Something that might be a “next-step” would be reciprocal links appended to the bottom of the linked documents.

That’s just my two cents, though.

For me the biggest reasons of wanting variables available for names is that:

  1. when I start writing a scene, I usually think of the actions and dialogue first and names later
  2. often when I’m part way through a story, I want to change a the name of a character or location

Not having name recognition means I have to deal with situations 1 and 2 manually, either through find and replace or re-reading to discover everything that needs to be named or renamed. It unnecessarily adds a lot of time to an already time-consuming process of naming things. Coming up with the right name can take a while and I really don’t like it to halt my writing or cause me to lose the rest of the unwritten scene.
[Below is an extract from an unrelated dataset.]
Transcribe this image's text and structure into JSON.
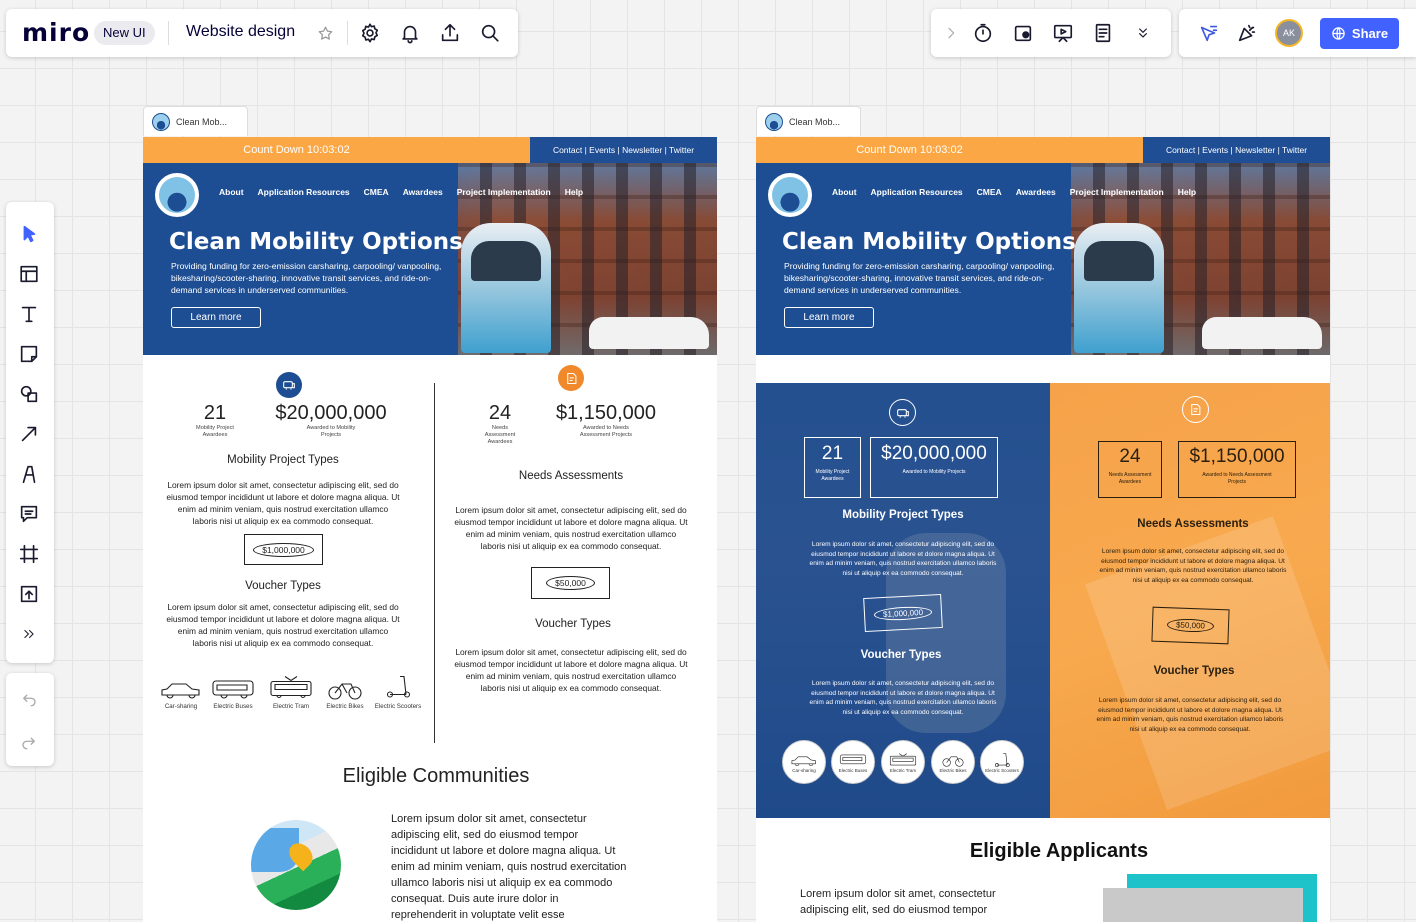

Secondarily, it would be nice to be able to do audits like can be done in Highland 2 for seeing how one might be doing to pass the Bechdel Test or see when your characters are there and not.

This is something software is good at and humans are bad at. It’s also something that more writing apps are trying to do. I’d hope eventually it’s something that makes its way into Scrivener.

You can roll your own variables. First, I’d look into the autocomplete list. Add your variables there, so that you can’t accidentally misspell them. Make sure one variable name is unique to each character.

Then in the Replacements field of the compile window, enter that variable and your character name. Whenever you compile, the output will contain character names instead of the variables. Once you settle on names, you can do a project search and replace to eliminate the variables entirely.

If you want to automatically list all documents in your project that include a given variable or set of variables, you can create saved project search collections. When you click on a saved search result, it will re-run the search, and the search terms will be highlighted and will respond to the “search again” shortcut (CMD-G on Macs).

I doubt Keith will change his mind about automatically identifying characters, since Scrivener doesn’t have a concept of what a “character” is, let alone having the ability to identify that Mr. Sparks, Richard Sparks, Rich, Dick, and Rickey, Sparky, etc…are all the same person.

To second rdale’s excellent suggestions: based unscientifically on lack of mentions in these forums, saved searches seem to be one of Scrivener’s most underutilized features. I use them to track TO DOs, QUESTIONs, etc. You can use them to track character names or variables too.

I’m possibly being pedantic here, but if you’re trying to differentiate between “Sue participating in the scene” vs. “Sue mentioned in the scene, but not actually there”, I’m not sure software tracking instances of text can automate that. That’s something you’d need to track manually via Keywords, I think.